Maida Marcello, Ramai Daryl, Mori Yuichi, Dinis-Ribeiro Mário, Facciorusso Antonio, Hassan Cesare
Department of Medicine and Surgery, University of Enna "Kore," Enna, Italy.
Division of Gastroenterology and Hepatology, University of Utah Health, Salt Lake City, Utah, USA.
Endoscopy. 2025 Mar;57(3):262-268. doi: 10.1055/a-2388-6084. Epub 2024 Aug 14.
This study aimed to evaluate the effectiveness of ChatGPT (Chat Generative Pretrained Transformer) in answering patients' questions about colorectal cancer (CRC) screening, with the ultimate goal of enhancing patients' awareness and adherence to national screening programs.
15 questions on CRC screening were posed to ChatGPT4. The answers were rated by 20 gastroenterology experts and 20 nonexperts in three domains (accuracy, completeness, and comprehensibility), and by 100 patients in three dichotomic domains (completeness, comprehensibility, and trustability).
According to expert rating, the mean (SD) accuracy score was 4.8 (1.1), on a scale ranging from 1 to 6. The mean (SD) scores for completeness and comprehensibility were 2.1 (0.7) and 2.8 (0.4), respectively, on scales ranging from 1 to 3. Overall, the mean (SD) accuracy (4.8 [1.1] vs. 5.6 [0.7]; < 0.001) and completeness scores (2.1 [0.7] vs. 2.7 [0.4]; < 0.001) were significantly lower for the experts than for the nonexperts, while comprehensibility was comparable among the two groups (2.8 [0.4] vs. 2.8 [0.3]; = 0.55).
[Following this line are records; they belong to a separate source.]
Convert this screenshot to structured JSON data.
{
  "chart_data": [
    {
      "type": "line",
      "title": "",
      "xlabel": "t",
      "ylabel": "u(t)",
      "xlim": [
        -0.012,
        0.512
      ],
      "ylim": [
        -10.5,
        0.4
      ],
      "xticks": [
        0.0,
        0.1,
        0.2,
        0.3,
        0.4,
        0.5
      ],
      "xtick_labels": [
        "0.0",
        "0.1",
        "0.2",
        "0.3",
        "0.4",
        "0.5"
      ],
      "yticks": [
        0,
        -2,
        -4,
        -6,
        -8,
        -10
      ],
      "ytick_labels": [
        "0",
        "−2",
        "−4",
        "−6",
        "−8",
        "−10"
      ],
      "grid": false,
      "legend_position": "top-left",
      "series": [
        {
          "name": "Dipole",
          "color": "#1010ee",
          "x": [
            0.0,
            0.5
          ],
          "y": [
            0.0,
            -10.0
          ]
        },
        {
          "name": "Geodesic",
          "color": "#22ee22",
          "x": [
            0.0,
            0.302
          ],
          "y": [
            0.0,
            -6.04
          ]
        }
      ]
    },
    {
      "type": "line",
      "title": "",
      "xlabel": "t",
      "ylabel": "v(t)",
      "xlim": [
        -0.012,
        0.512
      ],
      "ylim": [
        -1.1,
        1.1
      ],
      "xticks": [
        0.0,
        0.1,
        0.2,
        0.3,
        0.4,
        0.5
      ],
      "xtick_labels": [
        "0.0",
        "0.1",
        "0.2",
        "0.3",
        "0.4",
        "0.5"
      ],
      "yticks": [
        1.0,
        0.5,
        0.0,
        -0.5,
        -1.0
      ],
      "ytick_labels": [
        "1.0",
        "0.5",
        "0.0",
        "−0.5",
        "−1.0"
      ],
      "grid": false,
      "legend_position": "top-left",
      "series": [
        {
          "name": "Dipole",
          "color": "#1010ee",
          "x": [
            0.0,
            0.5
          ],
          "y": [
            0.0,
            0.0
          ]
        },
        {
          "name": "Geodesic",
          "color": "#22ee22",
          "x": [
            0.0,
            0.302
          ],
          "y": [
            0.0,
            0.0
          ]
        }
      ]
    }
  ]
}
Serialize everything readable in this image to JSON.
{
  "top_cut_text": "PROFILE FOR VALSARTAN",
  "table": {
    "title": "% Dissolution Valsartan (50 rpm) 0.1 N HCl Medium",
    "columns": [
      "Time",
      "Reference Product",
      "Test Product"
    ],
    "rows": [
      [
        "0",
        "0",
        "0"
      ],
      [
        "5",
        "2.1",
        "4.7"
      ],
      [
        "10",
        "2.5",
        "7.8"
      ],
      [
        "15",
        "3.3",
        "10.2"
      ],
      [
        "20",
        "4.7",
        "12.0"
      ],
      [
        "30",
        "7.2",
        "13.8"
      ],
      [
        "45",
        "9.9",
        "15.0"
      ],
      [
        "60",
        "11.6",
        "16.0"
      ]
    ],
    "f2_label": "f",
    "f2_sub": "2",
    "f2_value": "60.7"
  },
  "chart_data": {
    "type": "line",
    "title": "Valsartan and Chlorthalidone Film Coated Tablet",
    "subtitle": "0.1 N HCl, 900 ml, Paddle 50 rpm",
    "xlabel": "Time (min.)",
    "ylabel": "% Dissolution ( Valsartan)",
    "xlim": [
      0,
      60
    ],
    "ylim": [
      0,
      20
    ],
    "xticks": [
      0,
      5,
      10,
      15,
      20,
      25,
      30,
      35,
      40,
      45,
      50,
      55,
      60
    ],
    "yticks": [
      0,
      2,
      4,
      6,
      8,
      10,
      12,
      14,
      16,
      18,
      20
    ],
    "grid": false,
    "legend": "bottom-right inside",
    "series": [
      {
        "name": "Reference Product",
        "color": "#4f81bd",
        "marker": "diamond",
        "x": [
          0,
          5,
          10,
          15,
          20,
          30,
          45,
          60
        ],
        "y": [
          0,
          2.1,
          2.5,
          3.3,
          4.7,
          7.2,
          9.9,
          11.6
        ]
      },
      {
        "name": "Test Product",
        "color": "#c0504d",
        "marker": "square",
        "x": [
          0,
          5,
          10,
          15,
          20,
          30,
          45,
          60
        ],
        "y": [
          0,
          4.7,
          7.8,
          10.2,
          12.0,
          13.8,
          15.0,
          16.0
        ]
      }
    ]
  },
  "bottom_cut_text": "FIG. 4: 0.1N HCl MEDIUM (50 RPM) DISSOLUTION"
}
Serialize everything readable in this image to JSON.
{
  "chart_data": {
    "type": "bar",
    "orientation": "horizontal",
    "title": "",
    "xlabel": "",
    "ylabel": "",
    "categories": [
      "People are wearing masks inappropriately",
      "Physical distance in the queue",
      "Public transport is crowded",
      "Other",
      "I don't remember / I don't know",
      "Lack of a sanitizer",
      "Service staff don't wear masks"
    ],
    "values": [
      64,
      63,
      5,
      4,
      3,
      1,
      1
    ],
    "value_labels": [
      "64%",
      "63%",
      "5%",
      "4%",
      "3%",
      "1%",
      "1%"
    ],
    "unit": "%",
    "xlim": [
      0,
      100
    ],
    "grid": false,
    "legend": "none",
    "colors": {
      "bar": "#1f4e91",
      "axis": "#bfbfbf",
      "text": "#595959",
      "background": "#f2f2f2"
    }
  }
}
Patients rated all questions as complete, comprehensible, and trustable in between 97 % and 100 % of cases.
ChatGPT shows good performance, with the potential to enhance awareness about CRC and improve screening outcomes. Generative language systems may be further improved after proper training in accordance with scientific evidence and current guidelines.
本研究旨在评估ChatGPT(聊天生成预训练变换器)回答患者关于结直肠癌(CRC)筛查问题的有效性,最终目标是提高患者对国家筛查计划的认识和依从性。
向ChatGPT4提出了15个关于CRC筛查的问题。20名胃肠病学专家和20名非专家在三个领域(准确性、完整性和可理解性)对答案进行评分,100名患者在三个二分领域(完整性、可理解性和可信度)对答案进行评分。
根据专家评分,在1至6分的量表上,平均(标准差)准确性得分为4.8(1.1)。在1至3分的量表上,完整性和可理解性的平均(标准差)得分分别为2.1(0.7)和2.8(0.4)。总体而言,专家的平均(标准差)准确性得分(4.8 [1.1] 对5.6 [0.7];<0.001)和完整性得分(2.1 [0.7] 对2.7 [0.4];<0.001)显著低于非专家,而两组之间的可理解性相当(2.8 [0.4] 对2.8 [0.3];=0.55)。在97%至100%的情况下,患者将所有问题评为完整、可理解和可信。
ChatGPT表现良好,有提高对CRC的认识和改善筛查结果的潜力。生成式语言系统在根据科学证据和现行指南进行适当训练后可能会得到进一步改进。